18-02-2026 12:00:00 AM
In a rapidly evolving global landscape dominated by artificial intelligence (AI), India finds itself at the centre of a compelling debate. As the world buzzes with AI advancements across sectors, the nation is caught in a tug-of-war between its established IT giants and a vibrant ecosystem of micro, small, and medium enterprises (MSMEs) alongside innovative startups. The timing couldn't be more apt, coinciding with the India AI Impact Summit in New Delhi at the Bharat Mandapam, where policymakers, industry leaders, and innovators gathered to shift from mere action to tangible impact.
The Indian government has thrown its full weight behind an AI-first vision, as evidenced by recent budget allocations. A whopping 9,000 crore rupees have been earmarked for the India AI Mission, with an additional 1 lakh crore rupees dedicated to an R&D and innovation fund. Initiatives include AI labs in schools, fellowships in IITs, safe harbor tax tweaks, and long-term incentives to position India as a global hub for cloud and data centres. The message is clear: store your data here, build your AI here, and grow your future in India.
This push comes amid an exploding tech ecosystem, generating $280 billion in revenue, employing 6 million people, hosting over 1,800 Global Capability Centers (GCCs), and seeing nearly nine out of ten new startups incorporating AI. Yet, a twist emerges—while the mission emphasizes frontier models and compute clusters, AI startup funding has dipped from its 2021 peak of $740 million, raising questions about who will truly drive India's AI narrative. The debate hinges on a fundamental question: Will India's AI future be led by deep-pocketed IT giants with global clients and scalable platforms, or by MSMEs and startups crafting frugal, domain-specific solutions tailored to Indian problems at affordable costs? Trade-offs abound—speed versus inclusion, frontier innovation versus applied AI, regulation versus creativity, and autonomy versus global integration. As large enterprises chase scale, smaller players leverage their agility and cost advantages to innovate rapidly.

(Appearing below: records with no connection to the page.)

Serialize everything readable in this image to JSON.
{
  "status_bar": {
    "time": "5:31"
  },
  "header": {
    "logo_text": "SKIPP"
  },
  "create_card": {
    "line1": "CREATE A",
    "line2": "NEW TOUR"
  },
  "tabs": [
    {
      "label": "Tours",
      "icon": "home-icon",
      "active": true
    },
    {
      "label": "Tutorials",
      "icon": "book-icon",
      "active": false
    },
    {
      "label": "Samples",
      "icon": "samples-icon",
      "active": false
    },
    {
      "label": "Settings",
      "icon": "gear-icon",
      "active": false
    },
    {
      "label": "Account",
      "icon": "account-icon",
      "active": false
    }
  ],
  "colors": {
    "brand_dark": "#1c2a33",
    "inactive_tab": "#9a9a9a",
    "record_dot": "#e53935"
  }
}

A top executive of an Internet Service Provider advocated for a collaborative ecosystem, stating, "It has to be a combination of both. One brings nimbleness, the other brings scale and distribution channels." He emphasized the IT giants' role in providing compliance and guardrails. His opinion is that the big IT giants bring compliance and guardrails to maintain security and give customers confidence that data is secure. A fund manager in a portfolio management services firm leaned toward large IT firms, noting market rewards for those delivering strong margins and long-term enterprise contracts.
From a founder's lens, the co-founder of an AI firm highlighted startups' innovative edge. He opined that true innovation has historically been lacking in the Indian IT space and this zeal to innovate is going to power the next generation. Partner of a management and financial consulting firm specializing in technology consulting drawing from his experience running an AI startup before joining a large enterprise, revealed a bias toward scale but acknowledged room for both. Delving deeper, the conversation turned to converting policy tailwinds into enterprise outcomes. A section of startup entrepreneurs stressed the need for low-friction onboarding for startups and MSMEs, transparent unit economics for compute access, domain-ready data, and market access mechanisms to bridge the gap between small innovators and IT majors. They pointed to high-impact sectors like manufacturing, retail, and e-commerce, where MSMEs could lead by solving business problems swiftly beyond mere technical feats. The fund manager at a portfolio management firm addressed market anxieties, dismissing panic selling in IT stocks as an overreaction.She emphasized that AI must enhance productivity and ROI to create real value, shifting focus from hype to profitability. Another section countered the notion of writing off large players, arguing that as AI becomes easier to build, factors like distribution, process, domain knowledge, governance, and security tilt the scales in their favor. "When AI gets really good at everything, everything other than the AI matters a lot," they said, highlighting how enterprises can harness vast engagement data for informed decisions. Governance emerged as a key battleground. Hari Balaji framed it around liability, with larger firms better equipped to manage risks like AI inaccuracies, data privacy, and exfiltration, providing comfort to enterprises
As the India AI Impact Summit unfolds, inaugurated by the Prime Minister, it underscores India's commitment to applied AI and frugal compute. The event showcases both big and small players, blending policy, money, compute, and skills on a global stage. Markets signal that services-heavy models must pivot, but the path forward favors those deploying domain-specific AI quickly, building guardrails, proving profitability impacts, and keeping compute flexible.